Japan PM set for re-election after `Abenomics` poll win

 Japanese Prime Minister Shinzo Abe is set to be re-elected on Wednesday with a broadly similar cabinet following his mid-December election triumph that was billed as a referendum on his economic growth blitz.

Tokyo: Japanese Prime Minister Shinzo Abe is set to be re-elected on Wednesday with a broadly similar cabinet following his mid-December election triumph that was billed as a referendum on his economic growth blitz.

Abe`s incumbent cabinet are scheduled to resign en masse Wednesday morning before parliament elects the 60-year-old premier with an overwhelming majority following his ruling coalition`s victory in the December 14 general election.

Abe will then announce his new cabinet Wednesday afternoon, which local media say will be largely unchanged, and include deputy premier and finance minister Taro Aso as well as foreign minister Fumio Kishida.

Abe`s Liberal Democratic Party-led coalition swept the ballot, winning a two-thirds majority in the lower house election. The upper chamber is also controlled by his ruling bloc.

The conservative leader billed the election as a referendum on his Abenomics growth plan, and pledged to concentrate on re-igniting the world`s number three economy, calling it his "top priority".

Japan had appeared on track for recovery after Abe swept to power in late 2012, but an April sales tax rise slammed the brakes on growth and plunged the economy into recession.

"We heard people`s voices calling for me to push on with Abenomics," he told a news conference following the election.

"I will carry out economic measures powerfully and boldly."As a first step, Abe is expected to announce fresh measures later this week, partially financed by a supplementary budget worth some 3.0 trillion yen ($25 billion) to counter the post tax-rise downturn.

The new measures will feature housing loan subsidies and tuition support for students, Japan`s leading Yomiuri newspaper and other media reported.

Abenomics -- a blend of big government spending, monetary easing and reforms to Japan`s highly regulated economy -- has sent the yen sharply lower and boosted stocks.

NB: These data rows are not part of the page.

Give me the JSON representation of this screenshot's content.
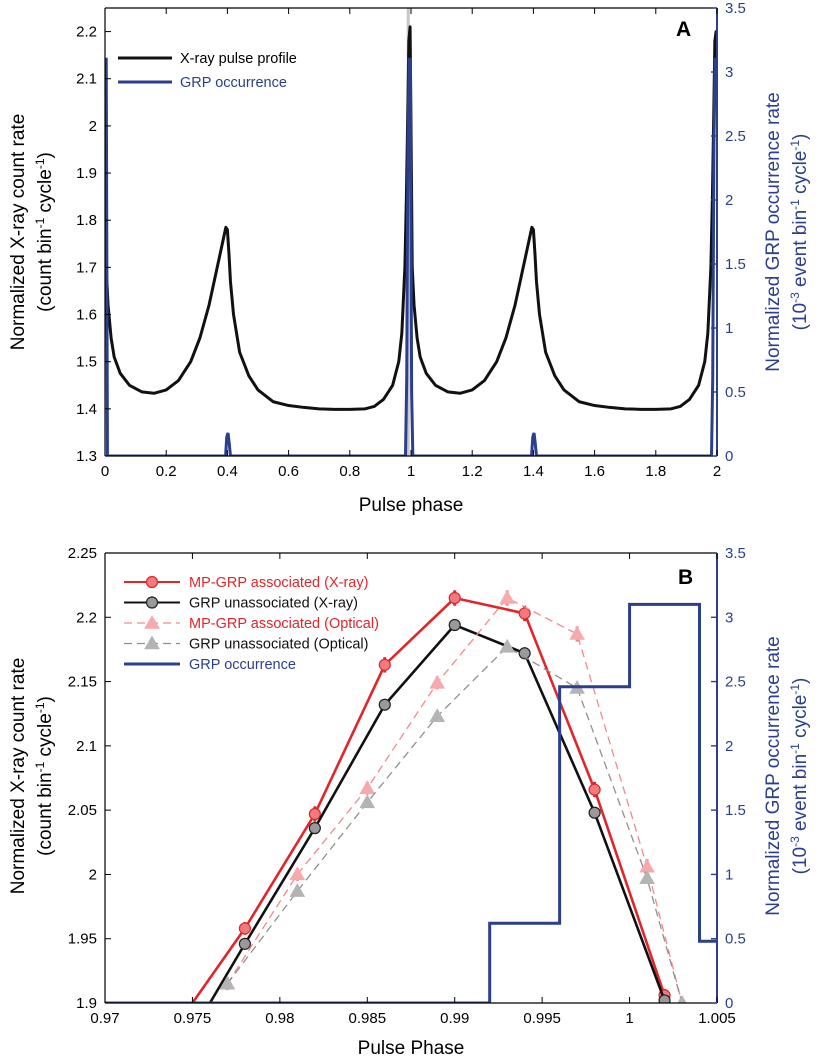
{
  "colors": {
    "xray": "#111111",
    "grp": "#2b3f8c",
    "mp_xray": "#e0262b",
    "mp_xray_fill": "#f07a7d",
    "un_xray_fill": "#9a9a9a",
    "mp_opt": "#f08a8c",
    "mp_opt_fill": "#f7aaac",
    "un_opt": "#909090",
    "un_opt_fill": "#b4b4b4",
    "highlight": "#c8c8c8"
  },
  "chart_data": [
    {
      "panel": "A",
      "type": "line",
      "panel_label": "A",
      "xlabel": "Pulse phase",
      "ylabel_line1": "Normalized X-ray count rate",
      "ylabel_line2": "(count bin",
      "ylabel_line2_sup1": "-1",
      "ylabel_line2_mid": " cycle",
      "ylabel_line2_sup2": "-1",
      "ylabel_line2_end": ")",
      "ylabel_right_line1": "Normalized GRP occurrence rate",
      "ylabel_right_line2_a": "(10",
      "ylabel_right_line2_sup1": "-3",
      "ylabel_right_line2_b": " event bin",
      "ylabel_right_line2_sup2": "-1",
      "ylabel_right_line2_c": " cycle",
      "ylabel_right_line2_sup3": "-1",
      "ylabel_right_line2_d": ")",
      "xlim": [
        0,
        2
      ],
      "ylim": [
        1.3,
        2.25
      ],
      "ylim_right": [
        0,
        3.5
      ],
      "xticks": [
        "0",
        "0.2",
        "0.4",
        "0.6",
        "0.8",
        "1",
        "1.2",
        "1.4",
        "1.6",
        "1.8",
        "2"
      ],
      "xtick_values": [
        0,
        0.2,
        0.4,
        0.6,
        0.8,
        1.0,
        1.2,
        1.4,
        1.6,
        1.8,
        2.0
      ],
      "yticks": [
        "1.3",
        "1.4",
        "1.5",
        "1.6",
        "1.7",
        "1.8",
        "1.9",
        "2",
        "2.1",
        "2.2"
      ],
      "ytick_values": [
        1.3,
        1.4,
        1.5,
        1.6,
        1.7,
        1.8,
        1.9,
        2.0,
        2.1,
        2.2
      ],
      "yticks_right": [
        "0",
        "0.5",
        "1",
        "1.5",
        "2",
        "2.5",
        "3",
        "3.5"
      ],
      "ytick_right_values": [
        0,
        0.5,
        1,
        1.5,
        2,
        2.5,
        3,
        3.5
      ],
      "highlight_band": [
        0.986,
        0.996
      ],
      "legend": [
        {
          "name": "X-ray pulse profile",
          "color_key": "xray"
        },
        {
          "name": "GRP occurrence",
          "color_key": "grp"
        }
      ],
      "series": [
        {
          "name": "X-ray pulse profile",
          "x": [
            0,
            0.004,
            0.01,
            0.02,
            0.03,
            0.05,
            0.08,
            0.12,
            0.16,
            0.2,
            0.24,
            0.28,
            0.31,
            0.34,
            0.36,
            0.38,
            0.39,
            0.395,
            0.4,
            0.405,
            0.41,
            0.42,
            0.44,
            0.47,
            0.5,
            0.55,
            0.6,
            0.65,
            0.7,
            0.75,
            0.8,
            0.85,
            0.88,
            0.91,
            0.94,
            0.96,
            0.97,
            0.98,
            0.985,
            0.99,
            0.993,
            0.997,
            1.0,
            1.004,
            1.01,
            1.02,
            1.03,
            1.05,
            1.08,
            1.12,
            1.16,
            1.2,
            1.24,
            1.28,
            1.31,
            1.34,
            1.36,
            1.38,
            1.39,
            1.395,
            1.4,
            1.405,
            1.41,
            1.42,
            1.44,
            1.47,
            1.5,
            1.55,
            1.6,
            1.65,
            1.7,
            1.75,
            1.8,
            1.85,
            1.88,
            1.91,
            1.94,
            1.96,
            1.97,
            1.98,
            1.985,
            1.99,
            1.993,
            1.997,
            2.0
          ],
          "values": [
            1.79,
            1.7,
            1.62,
            1.55,
            1.51,
            1.475,
            1.45,
            1.436,
            1.433,
            1.44,
            1.46,
            1.5,
            1.55,
            1.62,
            1.68,
            1.74,
            1.77,
            1.785,
            1.78,
            1.73,
            1.67,
            1.6,
            1.52,
            1.47,
            1.44,
            1.415,
            1.407,
            1.403,
            1.4,
            1.399,
            1.399,
            1.4,
            1.405,
            1.42,
            1.45,
            1.5,
            1.56,
            1.7,
            1.85,
            2.05,
            2.18,
            2.21,
            2.0,
            1.7,
            1.62,
            1.55,
            1.51,
            1.475,
            1.45,
            1.436,
            1.433,
            1.44,
            1.46,
            1.5,
            1.55,
            1.62,
            1.68,
            1.74,
            1.77,
            1.785,
            1.78,
            1.73,
            1.67,
            1.6,
            1.52,
            1.47,
            1.44,
            1.415,
            1.407,
            1.403,
            1.4,
            1.399,
            1.399,
            1.4,
            1.405,
            1.42,
            1.45,
            1.5,
            1.56,
            1.7,
            1.85,
            2.05,
            2.18,
            2.2,
            2.2
          ]
        },
        {
          "name": "GRP occurrence",
          "x": [
            0,
            0.004,
            0.008,
            0.394,
            0.398,
            0.402,
            0.406,
            0.41,
            0.982,
            0.986,
            0.99,
            0.994,
            0.998,
            1.002,
            1.006,
            1.394,
            1.398,
            1.402,
            1.406,
            1.41,
            1.982,
            1.986,
            1.99,
            1.994,
            1.998,
            2.0
          ],
          "values": [
            3.1,
            3.1,
            0,
            0,
            0.15,
            0.18,
            0.1,
            0,
            0,
            0.6,
            2.45,
            3.1,
            3.1,
            0.5,
            0,
            0,
            0.15,
            0.18,
            0.1,
            0,
            0,
            0.6,
            2.45,
            3.1,
            3.1,
            3.1
          ]
        }
      ]
    },
    {
      "panel": "B",
      "type": "line",
      "panel_label": "B",
      "xlabel": "Pulse Phase",
      "ylabel_line1": "Normalized X-ray count rate",
      "ylabel_line2": "(count bin",
      "ylabel_line2_sup1": "-1",
      "ylabel_line2_mid": " cycle",
      "ylabel_line2_sup2": "-1",
      "ylabel_line2_end": ")",
      "ylabel_right_line1": "Normalized GRP occurrence rate",
      "ylabel_right_line2_a": "(10",
      "ylabel_right_line2_sup1": "-3",
      "ylabel_right_line2_b": " event bin",
      "ylabel_right_line2_sup2": "-1",
      "ylabel_right_line2_c": " cycle",
      "ylabel_right_line2_sup3": "-1",
      "ylabel_right_line2_d": ")",
      "xlim": [
        0.97,
        1.005
      ],
      "ylim": [
        1.9,
        2.25
      ],
      "ylim_right": [
        0,
        3.5
      ],
      "xticks": [
        "0.97",
        "0.975",
        "0.98",
        "0.985",
        "0.99",
        "0.995",
        "1",
        "1.005"
      ],
      "xtick_values": [
        0.97,
        0.975,
        0.98,
        0.985,
        0.99,
        0.995,
        1.0,
        1.005
      ],
      "yticks": [
        "1.9",
        "1.95",
        "2",
        "2.05",
        "2.1",
        "2.15",
        "2.2",
        "2.25"
      ],
      "ytick_values": [
        1.9,
        1.95,
        2.0,
        2.05,
        2.1,
        2.15,
        2.2,
        2.25
      ],
      "yticks_right": [
        "0",
        "0.5",
        "1",
        "1.5",
        "2",
        "2.5",
        "3",
        "3.5"
      ],
      "ytick_right_values": [
        0,
        0.5,
        1,
        1.5,
        2,
        2.5,
        3,
        3.5
      ],
      "legend": [
        {
          "name": "MP-GRP associated (X-ray)",
          "color_key": "mp_xray",
          "text_color_key": "mp_xray",
          "marker": "circle",
          "dash": false
        },
        {
          "name": "GRP unassociated (X-ray)",
          "color_key": "xray",
          "text_color_key": "xray",
          "marker": "circle",
          "dash": false
        },
        {
          "name": "MP-GRP associated (Optical)",
          "color_key": "mp_opt",
          "text_color_key": "mp_xray",
          "marker": "triangle",
          "dash": true
        },
        {
          "name": "GRP unassociated (Optical)",
          "color_key": "un_opt",
          "text_color_key": "xray",
          "marker": "triangle",
          "dash": true
        },
        {
          "name": "GRP occurrence",
          "color_key": "grp",
          "text_color_key": "grp",
          "marker": "none",
          "dash": false
        }
      ],
      "series": [
        {
          "name": "MP-GRP associated (X-ray)",
          "x": [
            0.975,
            0.978,
            0.982,
            0.986,
            0.99,
            0.994,
            0.998,
            1.002
          ],
          "values": [
            1.9,
            1.958,
            2.047,
            2.163,
            2.215,
            2.203,
            2.066,
            1.906
          ],
          "errors": [
            0,
            0.005,
            0.006,
            0.006,
            0.006,
            0.006,
            0.006,
            0.005
          ],
          "marker": "circle",
          "color_key": "mp_xray",
          "fill_key": "mp_xray_fill",
          "dash": false
        },
        {
          "name": "GRP unassociated (X-ray)",
          "x": [
            0.976,
            0.978,
            0.982,
            0.986,
            0.99,
            0.994,
            0.998,
            1.002
          ],
          "values": [
            1.9,
            1.946,
            2.036,
            2.132,
            2.194,
            2.172,
            2.048,
            1.902
          ],
          "errors": [
            0,
            0,
            0,
            0,
            0,
            0,
            0,
            0
          ],
          "marker": "circle",
          "color_key": "xray",
          "fill_key": "un_xray_fill",
          "dash": false
        },
        {
          "name": "MP-GRP associated (Optical)",
          "x": [
            0.977,
            0.981,
            0.985,
            0.989,
            0.993,
            0.997,
            1.001,
            1.003
          ],
          "values": [
            1.915,
            2.0,
            2.067,
            2.149,
            2.215,
            2.187,
            2.006,
            1.9
          ],
          "errors": [
            0.005,
            0.005,
            0.005,
            0.005,
            0.006,
            0.006,
            0.006,
            0
          ],
          "marker": "triangle",
          "color_key": "mp_opt",
          "fill_key": "mp_opt_fill",
          "dash": true
        },
        {
          "name": "GRP unassociated (Optical)",
          "x": [
            0.977,
            0.981,
            0.985,
            0.989,
            0.993,
            0.997,
            1.001,
            1.003
          ],
          "values": [
            1.915,
            1.987,
            2.056,
            2.123,
            2.177,
            2.145,
            1.997,
            1.9
          ],
          "errors": [
            0,
            0,
            0,
            0,
            0,
            0,
            0,
            0
          ],
          "marker": "triangle",
          "color_key": "un_opt",
          "fill_key": "un_opt_fill",
          "dash": true
        },
        {
          "name": "GRP occurrence",
          "type": "step",
          "x": [
            0.97,
            0.992,
            0.992,
            0.996,
            0.996,
            1.0,
            1.0,
            1.004,
            1.004,
            1.005
          ],
          "values": [
            0,
            0,
            0.62,
            0.62,
            2.46,
            2.46,
            3.1,
            3.1,
            0.48,
            0.48
          ]
        }
      ]
    }
  ]
}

But Abe`s failure to implement some of the tough changes economists say are needed -- re-imagining the labour market and tackling an inefficient agricultural sector -- has left the premier open to the charge that he is pursuing style over substance.

Analysts say the election victory was less a resounding endorsement of Abe and his policies, than a symptom of a weak and fragmented opposition offering few credible alternatives.

According to a post-election opinion poll conducted by the Yomiuri, just seven percent of respondents thought his economic measures were the reason for the victory, while 55 percent said the LDP should have won fewer seats.

In addition to the economy, Abe has also vowed to pursue his nationalist agenda, including trying to persuade a sceptical public of the need to revise Japan`s pacifist constitution.

Abe`s desire to water down Japan`s constitution, imposed by the US after the end of World War II, has proved divisive at home and strained already tense relations with China.

Relations began to thaw last month after a more than two year chill, which Beijing blamed on Abe`s provocative nationalism, including a visit to a war shrine and equivocations on Japan`s wartime record of enslaving women for sex.